A U.S. district judge issued the injunction on Monday, saying the doctors who challenged the policy would likely succeed because U.S. law blocked all federal funding of embryonic stem cell research.
"We’re exploring all possible avenues to make sure that we can do this critical life-saving research," White House deputy press secretary Bill Burton told a briefing in Massachusetts, where President Barack Obama is on vacation.
"The president said very plainly when he laid out his stem cell policy that this is important, potentially life-saving research that could have an impact on millions of Americans and people all around the world. He thinks that we need to do research.

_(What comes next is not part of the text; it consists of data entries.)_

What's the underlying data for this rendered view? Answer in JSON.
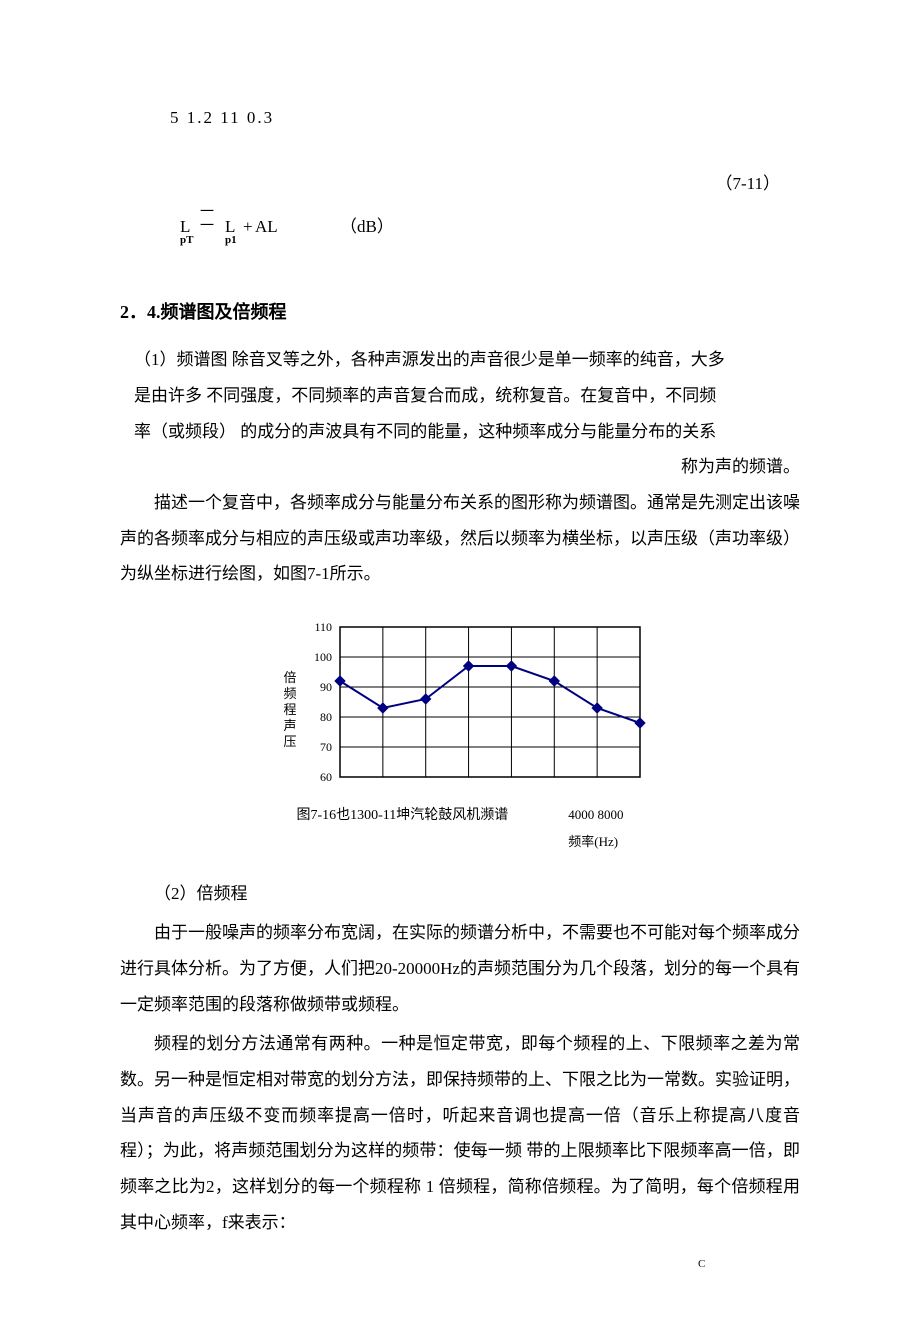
{
  "top_numbers": "5 1.2 11 0.3",
  "equation": {
    "number": "（7-11）",
    "L": "L",
    "sub_pT": "pT",
    "eqsym_top": "一",
    "eqsym_bot": "一",
    "L2": "L",
    "sub_p1": "p1",
    "plus": "+",
    "AL": "AL",
    "dB": "（dB）"
  },
  "section_title": "2．4.频谱图及倍频程",
  "p1_line1": "（1）频谱图 除音叉等之外，各种声源发出的声音很少是单一频率的纯音，大多",
  "p1_line2": "是由许多 不同强度，不同频率的声音复合而成，统称复音。在复音中，不同频",
  "p1_line3": "率（或频段） 的成分的声波具有不同的能量，这种频率成分与能量分布的关系",
  "p1_line4": "称为声的频谱。",
  "p2": "描述一个复音中，各频率成分与能量分布关系的图形称为频谱图。通常是先测定出该噪声的各频率成分与相应的声压级或声功率级，然后以频率为横坐标，以声压级（声功率级）为纵坐标进行绘图，如图7-1所示。",
  "chart": {
    "type": "line",
    "ylabel": "倍频程声压",
    "y_ticks": [
      60,
      70,
      80,
      90,
      100,
      110
    ],
    "ylim": [
      60,
      110
    ],
    "x_count": 8,
    "x_labels_right": "4000  8000",
    "xlabel": "频率(Hz)",
    "caption_main": "图7-16也1300-11坤汽轮鼓风机濒谱",
    "values": [
      92,
      83,
      86,
      97,
      97,
      92,
      83,
      78
    ],
    "line_color": "#000080",
    "marker_color": "#000080",
    "marker_size": 5,
    "grid_color": "#000000",
    "background_color": "#ffffff",
    "axis_color": "#000000",
    "ylabel_fontsize": 13,
    "tick_fontsize": 12
  },
  "p3_title": "（2）倍频程",
  "p4": "由于一般噪声的频率分布宽阔，在实际的频谱分析中，不需要也不可能对每个频率成分进行具体分析。为了方便，人们把20-20000Hz的声频范围分为几个段落，划分的每一个具有一定频率范围的段落称做频带或频程。",
  "p5": "频程的划分方法通常有两种。一种是恒定带宽，即每个频程的上、下限频率之差为常数。另一种是恒定相对带宽的划分方法，即保持频带的上、下限之比为一常数。实验证明，当声音的声压级不变而频率提高一倍时，听起来音调也提高一倍（音乐上称提高八度音程）；为此，将声频范围划分为这样的频带：使每一频 带的上限频率比下限频率高一倍，即频率之比为2，这样划分的每一个频程称 1 倍频程，简称倍频程。为了简明，每个倍频程用其中心频率，",
  "p5_tail_f": "f",
  "p5_tail_c": "C",
  "p5_tail_rest": "来表示："
}
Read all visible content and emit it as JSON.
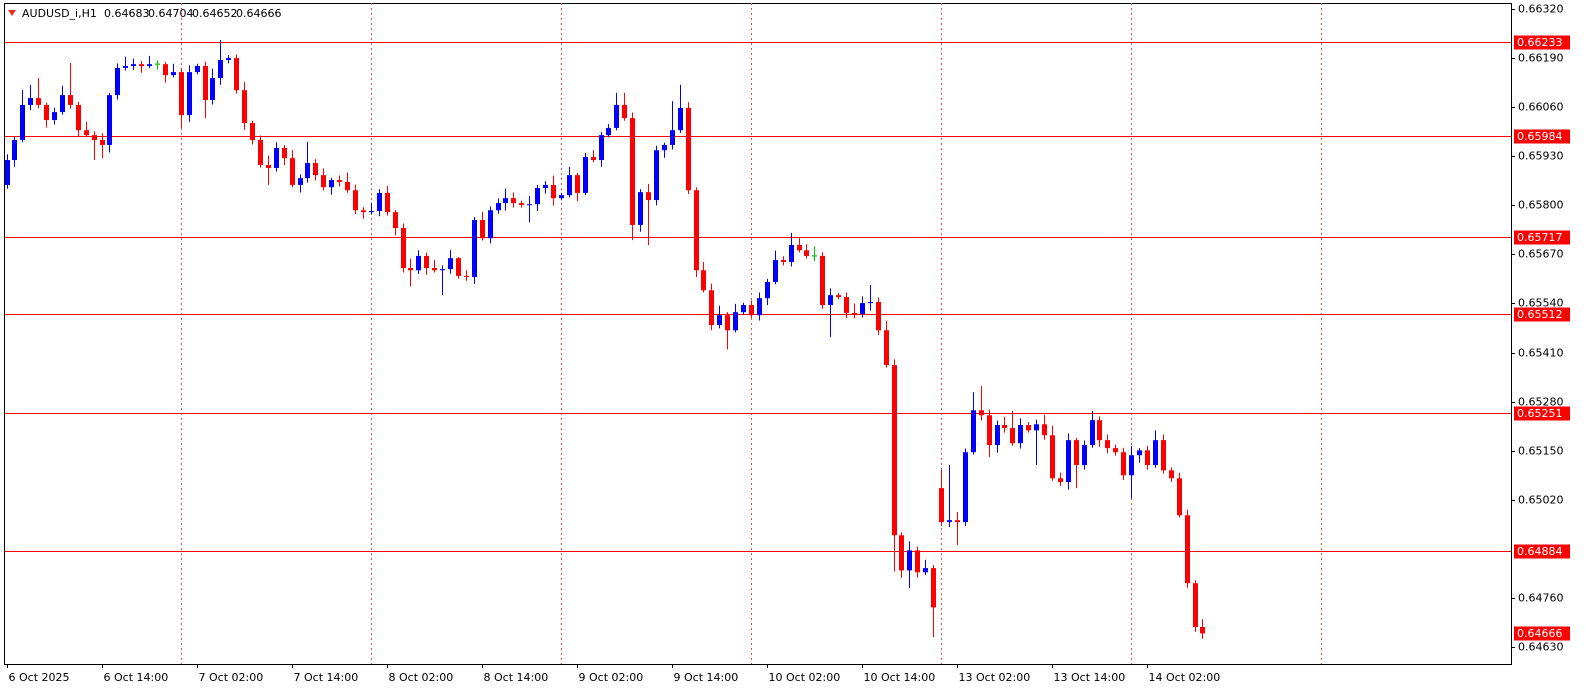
{
  "chart_data": {
    "type": "candlestick",
    "title": "AUDUSD_i,H1",
    "categories": [
      "6 Oct 2025",
      null,
      null,
      null,
      null,
      null,
      null,
      null,
      null,
      null,
      null,
      null,
      "6 Oct 14:00",
      null,
      null,
      null,
      null,
      null,
      null,
      null,
      null,
      null,
      null,
      null,
      "7 Oct 02:00",
      null,
      null,
      null,
      null,
      null,
      null,
      null,
      null,
      null,
      null,
      null,
      "7 Oct 14:00",
      null,
      null,
      null,
      null,
      null,
      null,
      null,
      null,
      null,
      null,
      null,
      "8 Oct 02:00",
      null,
      null,
      null,
      null,
      null,
      null,
      null,
      null,
      null,
      null,
      null,
      "8 Oct 14:00",
      null,
      null,
      null,
      null,
      null,
      null,
      null,
      null,
      null,
      null,
      null,
      "9 Oct 02:00",
      null,
      null,
      null,
      null,
      null,
      null,
      null,
      null,
      null,
      null,
      null,
      "9 Oct 14:00",
      null,
      null,
      null,
      null,
      null,
      null,
      null,
      null,
      null,
      null,
      null,
      "10 Oct 02:00",
      null,
      null,
      null,
      null,
      null,
      null,
      null,
      null,
      null,
      null,
      null,
      "10 Oct 14:00",
      null,
      null,
      null,
      null,
      null,
      null,
      null,
      null,
      null,
      null,
      null,
      "13 Oct 02:00",
      null,
      null,
      null,
      null,
      null,
      null,
      null,
      null,
      null,
      null,
      null,
      "13 Oct 14:00",
      null,
      null,
      null,
      null,
      null,
      null,
      null,
      null,
      null,
      null,
      null,
      "14 Oct 02:00",
      null,
      null,
      null,
      null,
      null,
      null,
      null
    ],
    "open": [
      0.65854,
      0.6592,
      0.65973,
      0.66066,
      0.66084,
      0.66066,
      0.66026,
      0.66047,
      0.66092,
      0.66066,
      0.65999,
      0.65986,
      0.65973,
      0.6596,
      0.66092,
      0.66164,
      0.66169,
      0.66174,
      0.66169,
      0.66174,
      0.66174,
      0.66145,
      0.66153,
      0.66039,
      0.66153,
      0.66169,
      0.66079,
      0.66137,
      0.66185,
      0.6619,
      0.66105,
      0.66018,
      0.65973,
      0.65907,
      0.65899,
      0.65952,
      0.65925,
      0.65854,
      0.65872,
      0.65912,
      0.6588,
      0.65848,
      0.65867,
      0.65862,
      0.6584,
      0.65787,
      0.65782,
      0.65785,
      0.65833,
      0.65782,
      0.6574,
      0.65634,
      0.65628,
      0.65666,
      0.65634,
      0.65628,
      0.65631,
      0.6566,
      0.65613,
      0.6561,
      0.65761,
      0.65713,
      0.65787,
      0.65806,
      0.65819,
      0.65806,
      0.65801,
      0.65803,
      0.65846,
      0.65854,
      0.65819,
      0.65827,
      0.6588,
      0.65833,
      0.65928,
      0.6592,
      0.65986,
      0.66005,
      0.66066,
      0.66031,
      0.65748,
      0.65835,
      0.65814,
      0.65946,
      0.6596,
      0.65999,
      0.66058,
      0.6584,
      0.65628,
      0.65575,
      0.65483,
      0.65509,
      0.65469,
      0.65517,
      0.65536,
      0.65509,
      0.65554,
      0.65597,
      0.65655,
      0.6565,
      0.65695,
      0.65681,
      0.65666,
      0.65666,
      0.65536,
      0.65562,
      0.65557,
      0.65515,
      0.65512,
      0.65541,
      0.65544,
      0.65469,
      0.65377,
      0.64926,
      0.64833,
      0.64886,
      0.64828,
      0.64839,
      0.65051,
      0.64961,
      0.64966,
      0.64961,
      0.65146,
      0.65257,
      0.65244,
      0.65165,
      0.65218,
      0.6521,
      0.6517,
      0.65218,
      0.65204,
      0.6522,
      0.65191,
      0.65077,
      0.65067,
      0.65178,
      0.65112,
      0.65165,
      0.65231,
      0.65178,
      0.65157,
      0.65146,
      0.65085,
      0.65138,
      0.65151,
      0.65112,
      0.65178,
      0.65098,
      0.65077,
      0.64979,
      0.64799,
      0.64683
    ],
    "high": [
      0.65935,
      0.65981,
      0.66106,
      0.66119,
      0.66137,
      0.66072,
      0.66059,
      0.66117,
      0.66177,
      0.66074,
      0.66021,
      0.65996,
      0.65991,
      0.66098,
      0.66176,
      0.66194,
      0.66189,
      0.66182,
      0.66196,
      0.66184,
      0.6618,
      0.66175,
      0.66163,
      0.66171,
      0.66175,
      0.66181,
      0.66162,
      0.66238,
      0.66198,
      0.662,
      0.66127,
      0.66024,
      0.65985,
      0.65932,
      0.65967,
      0.6596,
      0.65947,
      0.65882,
      0.65968,
      0.65922,
      0.65898,
      0.65873,
      0.65879,
      0.65887,
      0.65855,
      0.65795,
      0.65807,
      0.65843,
      0.65851,
      0.65788,
      0.65752,
      0.65659,
      0.65681,
      0.65674,
      0.65656,
      0.65641,
      0.65682,
      0.65663,
      0.65628,
      0.65769,
      0.65783,
      0.65797,
      0.65818,
      0.65844,
      0.65834,
      0.65812,
      0.65825,
      0.65854,
      0.65864,
      0.65879,
      0.65833,
      0.65902,
      0.65886,
      0.65939,
      0.65946,
      0.65994,
      0.66015,
      0.66098,
      0.66098,
      0.66046,
      0.65843,
      0.65857,
      0.65958,
      0.65966,
      0.66076,
      0.66119,
      0.66073,
      0.65848,
      0.6565,
      0.65593,
      0.65534,
      0.65517,
      0.65539,
      0.65542,
      0.65548,
      0.65569,
      0.65605,
      0.6568,
      0.65665,
      0.65727,
      0.65713,
      0.65697,
      0.65691,
      0.65676,
      0.6558,
      0.65568,
      0.65569,
      0.6554,
      0.65559,
      0.65589,
      0.65556,
      0.65494,
      0.65392,
      0.64934,
      0.6491,
      0.64896,
      0.64861,
      0.64847,
      0.65099,
      0.65112,
      0.64988,
      0.65156,
      0.65305,
      0.65321,
      0.65259,
      0.6523,
      0.6524,
      0.65255,
      0.65236,
      0.65226,
      0.65232,
      0.65245,
      0.65216,
      0.65092,
      0.65196,
      0.65184,
      0.65177,
      0.65256,
      0.65241,
      0.65193,
      0.65166,
      0.65158,
      0.65163,
      0.65157,
      0.65163,
      0.65204,
      0.65193,
      0.65106,
      0.65092,
      0.64994,
      0.64807,
      0.64704
    ],
    "low": [
      0.65844,
      0.65902,
      0.65967,
      0.66052,
      0.66057,
      0.66006,
      0.66014,
      0.6604,
      0.66056,
      0.65981,
      0.6598,
      0.6592,
      0.65925,
      0.6594,
      0.6608,
      0.66157,
      0.66159,
      0.66151,
      0.66163,
      0.6616,
      0.66125,
      0.66139,
      0.66005,
      0.66021,
      0.66147,
      0.66031,
      0.66067,
      0.66119,
      0.66176,
      0.66096,
      0.66,
      0.65961,
      0.659,
      0.65854,
      0.65889,
      0.65907,
      0.65848,
      0.65834,
      0.6586,
      0.65866,
      0.65839,
      0.65828,
      0.6585,
      0.65833,
      0.65777,
      0.65764,
      0.65776,
      0.65771,
      0.65773,
      0.6572,
      0.65622,
      0.65585,
      0.65618,
      0.65616,
      0.65622,
      0.65562,
      0.65619,
      0.65606,
      0.656,
      0.65592,
      0.65707,
      0.65699,
      0.65778,
      0.65786,
      0.65794,
      0.65794,
      0.65755,
      0.65785,
      0.65831,
      0.65799,
      0.65813,
      0.65821,
      0.65811,
      0.65827,
      0.65914,
      0.65902,
      0.6598,
      0.65999,
      0.66024,
      0.65708,
      0.6573,
      0.65695,
      0.658,
      0.65926,
      0.65948,
      0.65992,
      0.6583,
      0.6561,
      0.65569,
      0.65469,
      0.65474,
      0.65418,
      0.65463,
      0.6551,
      0.65502,
      0.65495,
      0.65536,
      0.65591,
      0.65641,
      0.65638,
      0.65675,
      0.65659,
      0.65652,
      0.65526,
      0.65451,
      0.65551,
      0.65501,
      0.65501,
      0.65503,
      0.65521,
      0.65457,
      0.6537,
      0.6483,
      0.64813,
      0.64786,
      0.64814,
      0.64821,
      0.64656,
      0.64951,
      0.64948,
      0.649,
      0.64951,
      0.6514,
      0.6523,
      0.65133,
      0.65145,
      0.65198,
      0.65163,
      0.65156,
      0.65198,
      0.65112,
      0.65179,
      0.6507,
      0.65057,
      0.65047,
      0.65051,
      0.651,
      0.65158,
      0.6516,
      0.65143,
      0.65137,
      0.65072,
      0.65024,
      0.65118,
      0.651,
      0.65105,
      0.65089,
      0.65067,
      0.64973,
      0.64787,
      0.6467,
      0.64652
    ],
    "close": [
      0.6592,
      0.65973,
      0.66066,
      0.66084,
      0.66066,
      0.66026,
      0.66047,
      0.66092,
      0.66066,
      0.65999,
      0.65986,
      0.65973,
      0.6596,
      0.66092,
      0.66164,
      0.66169,
      0.66174,
      0.66169,
      0.66174,
      0.66174,
      0.66145,
      0.66153,
      0.66039,
      0.66153,
      0.66169,
      0.66079,
      0.66137,
      0.66185,
      0.6619,
      0.66105,
      0.66018,
      0.65973,
      0.65907,
      0.65899,
      0.65952,
      0.65925,
      0.65854,
      0.65872,
      0.65912,
      0.6588,
      0.65848,
      0.65867,
      0.65862,
      0.6584,
      0.65787,
      0.65782,
      0.65785,
      0.65833,
      0.65782,
      0.6574,
      0.65634,
      0.65628,
      0.65666,
      0.65634,
      0.65628,
      0.65631,
      0.6566,
      0.65613,
      0.6561,
      0.65761,
      0.65713,
      0.65787,
      0.65806,
      0.65819,
      0.65806,
      0.65801,
      0.65803,
      0.65846,
      0.65854,
      0.65819,
      0.65827,
      0.6588,
      0.65833,
      0.65928,
      0.6592,
      0.65986,
      0.66005,
      0.66066,
      0.66031,
      0.65748,
      0.65835,
      0.65814,
      0.65946,
      0.6596,
      0.65999,
      0.66058,
      0.6584,
      0.65628,
      0.65575,
      0.65483,
      0.65509,
      0.65469,
      0.65517,
      0.65536,
      0.65509,
      0.65554,
      0.65597,
      0.65655,
      0.6565,
      0.65695,
      0.65681,
      0.65666,
      0.65666,
      0.65536,
      0.65562,
      0.65557,
      0.65515,
      0.65512,
      0.65541,
      0.65544,
      0.65469,
      0.65377,
      0.64926,
      0.64833,
      0.64886,
      0.64828,
      0.64839,
      0.64735,
      0.64961,
      0.64966,
      0.64961,
      0.65146,
      0.65257,
      0.65244,
      0.65165,
      0.65218,
      0.6521,
      0.6517,
      0.65218,
      0.65204,
      0.6522,
      0.65191,
      0.65077,
      0.65067,
      0.65178,
      0.65112,
      0.65165,
      0.65231,
      0.65178,
      0.65157,
      0.65146,
      0.65085,
      0.65138,
      0.65151,
      0.65112,
      0.65178,
      0.65098,
      0.65077,
      0.64979,
      0.64799,
      0.64683,
      0.64666
    ],
    "ylim": [
      0.64585,
      0.66336
    ],
    "yticks": [
      {
        "value": 0.6632,
        "label": "0.66320"
      },
      {
        "value": 0.6619,
        "label": "0.66190"
      },
      {
        "value": 0.6606,
        "label": "0.66060"
      },
      {
        "value": 0.6593,
        "label": "0.65930"
      },
      {
        "value": 0.658,
        "label": "0.65800"
      },
      {
        "value": 0.6567,
        "label": "0.65670"
      },
      {
        "value": 0.6554,
        "label": "0.65540"
      },
      {
        "value": 0.6541,
        "label": "0.65410"
      },
      {
        "value": 0.6528,
        "label": "0.65280"
      },
      {
        "value": 0.6515,
        "label": "0.65150"
      },
      {
        "value": 0.6502,
        "label": "0.65020"
      },
      {
        "value": 0.6476,
        "label": "0.64760"
      },
      {
        "value": 0.6463,
        "label": "0.64630"
      }
    ],
    "levels": [
      0.66233,
      0.65984,
      0.65717,
      0.65512,
      0.65251,
      0.64884
    ],
    "bull_color": "#0000ff",
    "bear_color": "#ff0000",
    "doji_color": "#00c000",
    "level_color": "#ff0000",
    "grid": true
  }
}
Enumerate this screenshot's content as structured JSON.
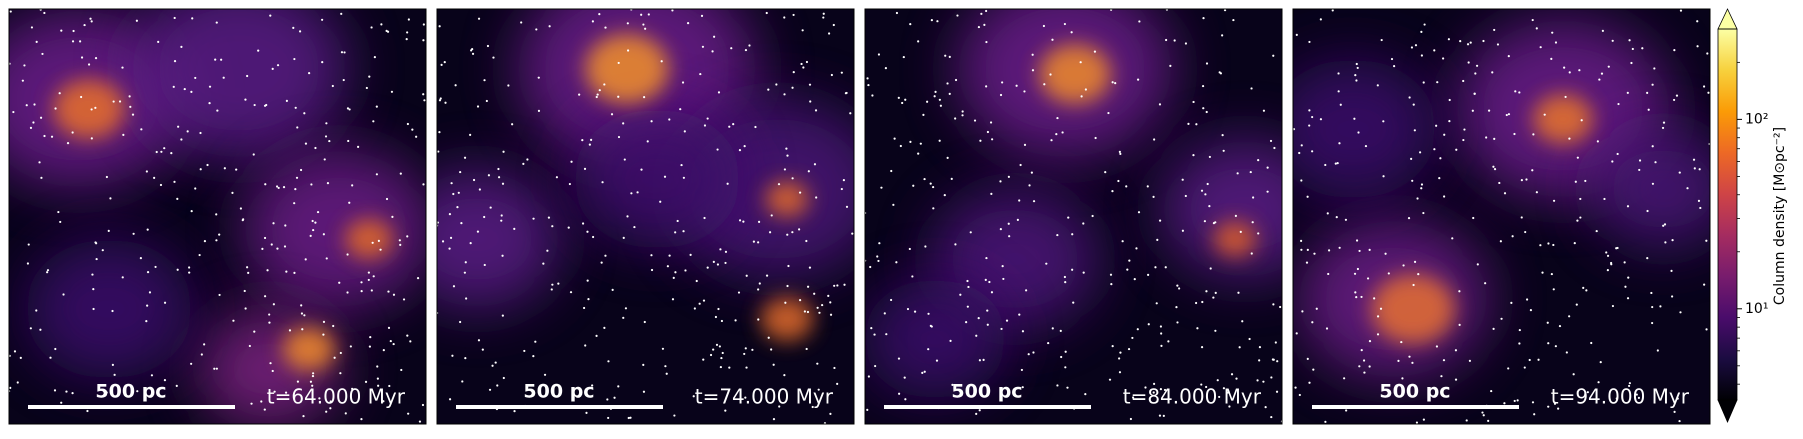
{
  "chart_data": {
    "type": "image-grid",
    "panels": [
      {
        "scale_bar_label": "500 pc",
        "time_label": "t=64.000 Myr"
      },
      {
        "scale_bar_label": "500 pc",
        "time_label": "t=74.000 Myr"
      },
      {
        "scale_bar_label": "500 pc",
        "time_label": "t=84.000 Myr"
      },
      {
        "scale_bar_label": "500 pc",
        "time_label": "t=94.000 Myr"
      }
    ],
    "colorbar": {
      "label": "Column density [M⊙pc⁻²]",
      "colormap": "inferno",
      "log_scale": true,
      "ylim": [
        3.3,
        300
      ],
      "yticks": [
        {
          "value": 10,
          "label": "10¹"
        },
        {
          "value": 100,
          "label": "10²"
        }
      ]
    }
  }
}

He put forward stringent ethical guidelines and he thinks that his policy is the right one," Burton said.
The Obama administration could appeal the judge’s decision or try to rewrite the guidelines to comply with U.S. law.
When asked about more specific options, Burton said, "We’re reviewing all possibilities."
The suit against the National Institutes of Health had argued that the administration’s policy violated U.S. law and took funds from researchers seeking to work with adult stem cells.
In 2001, then-President George W. Bush said he could only allow federal research money to pay for work done using a few batches of the powerful cells, which can give rise to all the tissues and cells in the human body.
Obama reversed Bush’s stand with an executive order in 2009.
Burton said the injunction also may stop the research allowed by Bush’s policy.
The ruling affects only federally funded research, not private research.
Embryonic stem cells come from days-old embryos and can produce any type of cell in the body. Scientists hope to be able to use them to spinal cord injuries, cancer, diabetes and diseases such as Alzheimer’s and Parkinson’s. Opponents of human embryonic stem cell research say it is wrong, usually for religious reasons, to damage or destroy a human embryo.